Dibarat, para eksekutif korporat lebih sering berpindah dari satu perusahaan ke perusahaan lainnya setiap beberapa tahun sekali. Dalam kondisi semacam itu, membangun sebuah perusahaan dengan hanya berdasarkan pada jaringan stabil hubungan pribadi, kepercayaan, dan kesetiaan menjadi lebih sulit. Alasan pertama, mobilitas tinggi seperti itu membuat perusahaan tidak memiliki waktu untuk menumbuh kembangkan kepercayaan dan mendongkrak kekuatan tiap eksekutif dalam jajaran manajemen papan atas.

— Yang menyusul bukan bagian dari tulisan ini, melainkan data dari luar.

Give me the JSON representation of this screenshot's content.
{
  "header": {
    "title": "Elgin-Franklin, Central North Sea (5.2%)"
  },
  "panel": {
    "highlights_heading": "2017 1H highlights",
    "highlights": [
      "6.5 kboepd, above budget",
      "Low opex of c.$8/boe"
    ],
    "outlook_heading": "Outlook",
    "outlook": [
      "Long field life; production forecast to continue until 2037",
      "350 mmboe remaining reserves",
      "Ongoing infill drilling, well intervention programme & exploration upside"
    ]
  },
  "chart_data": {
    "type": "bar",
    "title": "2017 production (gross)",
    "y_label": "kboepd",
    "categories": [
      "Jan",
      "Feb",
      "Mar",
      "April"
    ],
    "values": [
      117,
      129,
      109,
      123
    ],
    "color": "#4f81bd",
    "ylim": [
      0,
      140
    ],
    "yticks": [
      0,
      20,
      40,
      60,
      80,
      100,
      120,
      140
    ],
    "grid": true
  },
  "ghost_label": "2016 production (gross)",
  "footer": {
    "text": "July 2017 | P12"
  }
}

Meski perusahaan – perusahaan Asia kini semakain mengalami Westernisasi, dengan membayar mahal perusahaan – perusahaan konsultasi untuk mengajarkan bagaimana merestrukturisasi perusahaan dan merumuskan strategi bisnis mereka, banyak perusahaan terus mati – matian mempertahankan salah satu prinsip bisnis tradisional : kesetiaan. Sebagai imbalan atas kesetiaan karyawan, mereka menawarkan pekerjaan seumur hidup.

Menjalin Jaringan Keluarga

Mengingat sejarah Sony, tidaklah sulit untuk memahami mengapa Sony memegang teguh pemikiran keluarga ini, bahkan di masa sekarang ketika model kesetiaan korporat dan kewajiban seumur hidup mulai memudar, termasuk di Asia. Kebanyakan eksekutif papan atas Sony telah bekerja di perusahaan ini selama lebih dari dua dasawarsa. Akira Higuchi, salah satu dari tujuh teknisi orisinal yang mengikuti Ibuka ke Tokyo pada Oktober 1945 untuk mendirikan perusahaan yang kemudian akan menjadi Sony, masih membawa – bawa title ‘penasihat’. Dia mengendarai sendiri mobilnya untuk berangkat kerja pukul 8 pagi dan menghabiskan harinya dengan menerima tamu dan mengatur dokumen – dokumennya.

 

MENUMBUHKEMBANGKAN KESETIAAN

“Bagaikan orang tua yang member jaminan kasih sayang dan dukungan seumur hidup, perusahaan mendapatkan kesetiaan dan dedikasi yang tidak tergoyahkan dari karyawan dengan menawari karyawan jaminan pekerjaan seumur hidup dan kompensasi yang sehat.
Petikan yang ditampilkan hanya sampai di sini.